Apabila diurai, maka terdapat beberapa kepentingan baik dari DPR, Pemerintah maupun KPK dalam hal ini, mengingat terdapat kondisi tidak seperti biasanya, dimana DPR bersama Pemerintah menginginkan agar RUU KUHAP segera dilakukan pembahasan agar segera di sahkan menjadi Undang-Undang, hal itu dikarenakan selain telah menjadi suatu target dalam program legislasi, serta juga menjadi kebutuhan bersama akan hadirnya suatu Hukum Acara Pidana yang mampu memberikan Kepastian, Keadilan dan Kemanfaatan bagi semua kalangan. Sedangkan KPK dalam hal ini merasa dengan adanya percepatan pembahasan RUU KUHAP serta terdapat point-point Pasal yang mengarah pada suatu kondisi yang berpotensi terhadap pelemahan kewenangan KPK dalam upaya pemberantasan Tindak Pidana Korupsi di Indonesia. Untuk itu dapat dikatakan disatu sisi secara sosiologis memang RUU KUHAP sudah seharusnyalah dilakukan pembahasan dan segera disahkan, akan tetapi terdapat beberapa persoalan yang membutuhkan pembahasan secara mendalam berkaitan dengan point-point yang disinyalir akan melemahkan kewenangan KPK dalam menyelenggarakan tugas dan wewenangnya.
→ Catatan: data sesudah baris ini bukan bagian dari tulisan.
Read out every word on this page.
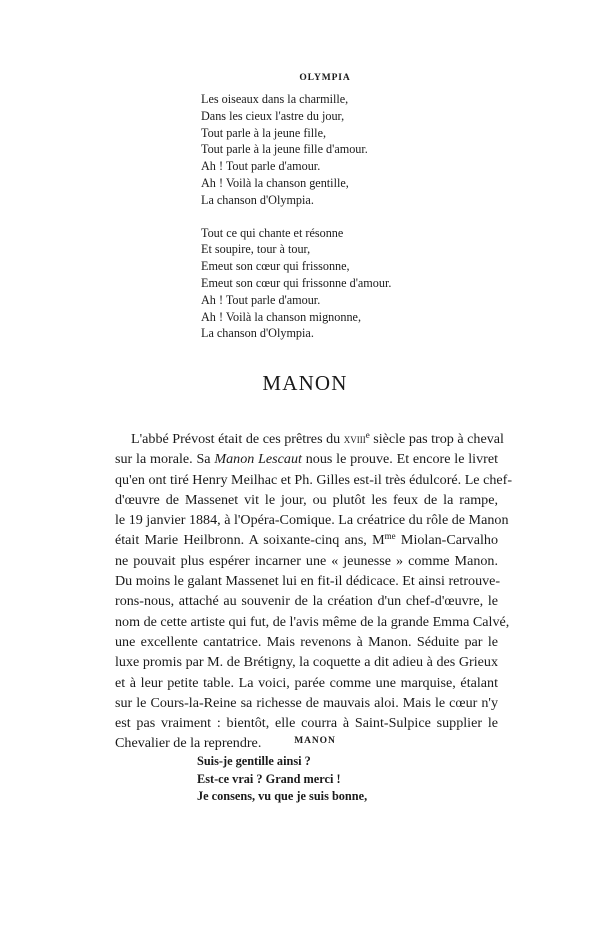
OLYMPIA
Les oiseaux dans la charmille,
Dans les cieux l'astre du jour,
Tout parle à la jeune fille,
Tout parle à la jeune fille d'amour.
Ah ! Tout parle d'amour.
Ah ! Voilà la chanson gentille,
La chanson d'Olympia.
Tout ce qui chante et résonne
Et soupire, tour à tour,
Emeut son cœur qui frissonne,
Emeut son cœur qui frissonne d'amour.
Ah ! Tout parle d'amour.
Ah ! Voilà la chanson mignonne,
La chanson d'Olympia.
MANON
L'abbé Prévost était de ces prêtres du xviii$^e$ siècle pas trop à cheval
sur la morale. Sa Manon Lescaut nous le prouve. Et encore le livret
qu'en ont tiré Henry Meilhac et Ph. Gilles est-il très édulcoré. Le chef-
d'œuvre de Massenet vit le jour, ou plutôt les feux de la rampe,
le 19 janvier 1884, à l'Opéra-Comique. La créatrice du rôle de Manon
était Marie Heilbronn. A soixante-cinq ans, $M^{me}$ Miolan-Carvalho
ne pouvait plus espérer incarner une « jeunesse » comme Manon.
Du moins le galant Massenet lui en fit-il dédicace. Et ainsi retrouve-
rons-nous, attaché au souvenir de la création d'un chef-d'œuvre, le
nom de cette artiste qui fut, de l'avis même de la grande Emma Calvé,
une excellente cantatrice. Mais revenons à Manon. Séduite par le
luxe promis par M. de Brétigny, la coquette a dit adieu à des Grieux
et à leur petite table. La voici, parée comme une marquise, étalant
sur le Cours-la-Reine sa richesse de mauvais aloi. Mais le cœur n'y
est pas vraiment : bientôt, elle courra à Saint-Sulpice supplier le
Chevalier de la reprendre.	MANON
Suis-je gentille ainsi ?
Est-ce vrai ? Grand merci !
Je consens, vu que je suis bonne,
Dengan demikian dibutuhkan kearifan bersama guna mencari solusi terhadap beberapa point yang disinyalir akan melemahkan kewenangan KPK dalam menyelenggarakan tugas dan wewenangnya. Dibutuhkan partisipasi semua kalangan guna mengkaji, menganalisis serta memberi masukan terhadap draf RUU KUHAP demi terciptanya Kitab Undang-Undang Hukum Acara Pidana yang mampu memberikan kepastian Hukum, Keadilan dan Kemanfaatan, serta tidak terdapat suatu lembaga Negara manapun yang merasa dirugikan dengan hadirnya Kitab Undang-Undang Hukum Acara Pidana yang akan disahkan nantinya. Terhadap beberapa usulan draft RUU KUHAP yang berasal dari KPK atau lembaga lainnya juga perlu mendapat respon serta tindak lanjut sebagai bahan masukan untuk proses pembahasan pasal demi pasal dengan tanpa menghentikan proses pembahasan RUU KUHAP yang telah berjalan di DPR. Dengan demikian akan tercapai solusi yang baik antar lembaga Negara, bukan saling klaim yang saling memperkeruh suasana tanpa ada jalan keluar yang baik demi tercapainya tujuan program legislasi serta pemantapan kewenangan KPK dalam menjalankan tugas dan wewenangnya yang sesuai dengan hukum tanpa mengesampingkan Hak Asasi Manusia dalam proses penegakannya.